Hint: As we can see in the given figure that, there are a total three vectors. So, first of all we will write each vector in their x-component and y-component and then we will add all the x-component and y-component to get the x, y component of the resultant vector of sum of these three vectors.

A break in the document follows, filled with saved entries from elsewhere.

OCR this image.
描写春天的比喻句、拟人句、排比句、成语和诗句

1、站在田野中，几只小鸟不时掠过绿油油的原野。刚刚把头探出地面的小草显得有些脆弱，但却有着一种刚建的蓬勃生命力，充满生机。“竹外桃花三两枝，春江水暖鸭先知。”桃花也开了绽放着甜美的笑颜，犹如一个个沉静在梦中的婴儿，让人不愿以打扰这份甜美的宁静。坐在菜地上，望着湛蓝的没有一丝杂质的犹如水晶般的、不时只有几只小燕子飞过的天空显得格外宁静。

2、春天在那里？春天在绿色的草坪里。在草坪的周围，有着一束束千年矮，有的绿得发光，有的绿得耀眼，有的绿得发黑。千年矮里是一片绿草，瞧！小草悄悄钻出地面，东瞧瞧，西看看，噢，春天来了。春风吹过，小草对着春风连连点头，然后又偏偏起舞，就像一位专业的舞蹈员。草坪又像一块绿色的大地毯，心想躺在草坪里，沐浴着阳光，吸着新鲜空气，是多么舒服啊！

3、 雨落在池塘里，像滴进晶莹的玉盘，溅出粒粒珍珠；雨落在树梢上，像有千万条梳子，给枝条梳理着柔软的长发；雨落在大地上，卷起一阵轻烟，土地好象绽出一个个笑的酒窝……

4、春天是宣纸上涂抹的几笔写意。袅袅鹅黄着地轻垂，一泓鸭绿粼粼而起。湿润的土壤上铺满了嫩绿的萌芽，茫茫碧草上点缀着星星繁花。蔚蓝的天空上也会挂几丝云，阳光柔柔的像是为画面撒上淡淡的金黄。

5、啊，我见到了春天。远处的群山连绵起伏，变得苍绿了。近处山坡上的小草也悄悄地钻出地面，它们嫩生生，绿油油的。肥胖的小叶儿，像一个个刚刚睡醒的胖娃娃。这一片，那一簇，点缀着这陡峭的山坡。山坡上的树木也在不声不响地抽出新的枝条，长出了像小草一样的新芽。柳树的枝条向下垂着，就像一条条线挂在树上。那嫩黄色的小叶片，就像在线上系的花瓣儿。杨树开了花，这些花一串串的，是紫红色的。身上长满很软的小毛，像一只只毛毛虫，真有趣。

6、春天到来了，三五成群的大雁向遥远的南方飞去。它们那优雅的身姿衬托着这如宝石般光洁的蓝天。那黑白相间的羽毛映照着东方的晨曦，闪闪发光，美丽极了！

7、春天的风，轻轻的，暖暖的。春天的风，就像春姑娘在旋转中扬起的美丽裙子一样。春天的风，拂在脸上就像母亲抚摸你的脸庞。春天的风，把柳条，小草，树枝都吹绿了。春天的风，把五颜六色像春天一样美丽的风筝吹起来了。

Complete step-by-step answer:
We have been asked to find the sum of three vectors as shown below,

Let, the vectors name as I, II and III as shown in the figure.
Now, we will write each vector in their x-component and y-component as below,
For vector I, we have

x-component \[\Rightarrow 5\cos {{53}^{\circ }}\]
Since, we know that \[\cos {{53}^{\circ }}=\dfrac{3}{5}\]
\[\Rightarrow \text{x-component=5}\times \dfrac{3}{5}=3\]
y-component \[\Rightarrow -5\sin {{53}^{\circ }}\]
Using the value of \[\sin {{53}^{\circ }}=\dfrac{4}{5}\]
\[\Rightarrow y\text{-component=-5}\times \dfrac{4}{5}=-4\]
For vector II, we have

x-component \[\Rightarrow \text{10cos3}{{\text{7}}^{\circ }}\]
Using the value of \[\text{cos3}{{\text{7}}^{\circ }}=\dfrac{4}{5}\]
\[\Rightarrow \text{x-component=10}\times \dfrac{4}{5}=8\]
y-component \[\Rightarrow 10\sin {{37}^{\circ }}\]
Using the value of \[\sin {{37}^{\circ }}=\dfrac{3}{5}\]
\[\Rightarrow y\text{-component=10}\times \dfrac{3}{5}=6\]
For vector III, we have

x-component \[\Rightarrow -6\sqrt{2}\cos {{45}^{\circ }}\]
Using the value of \[\cos {{45}^{\circ }}=\dfrac{1}{\sqrt{2}}\]
\[\Rightarrow \text{x-component=-6}\sqrt{2}\times \dfrac{1}{\sqrt{2}}=-6\]
y-component \[\Rightarrow 6\sqrt{2}\sin {{45}^{\circ }}\]
Using the value of \[\sin {{45}^{\circ }}=\dfrac{1}{\sqrt{2}}\]
\[\Rightarrow y\text{-component=6}\sqrt{2}\times \dfrac{1}{\sqrt{2}}=6\]
Now, the x-component of the sum of all the three vectors is equal to the sum of the x-component of each vector.
x-component of resultant vector \[\Rightarrow 3+8-6=5\]
Similarly, y-component of resultant vector \[\Rightarrow -4+6+6=8\]
Hence, the resultant vector will be \[5i+8j\]
So, the correct answer is “Option D”.

Note: Be careful while finding the x and y components of the vector, as there is a chance that you might make a sign mistake. So, take care of the quadrant in which the vector lies. Also, you can use another method in which you add the two vectors first and the resultant will be added with the third resultant.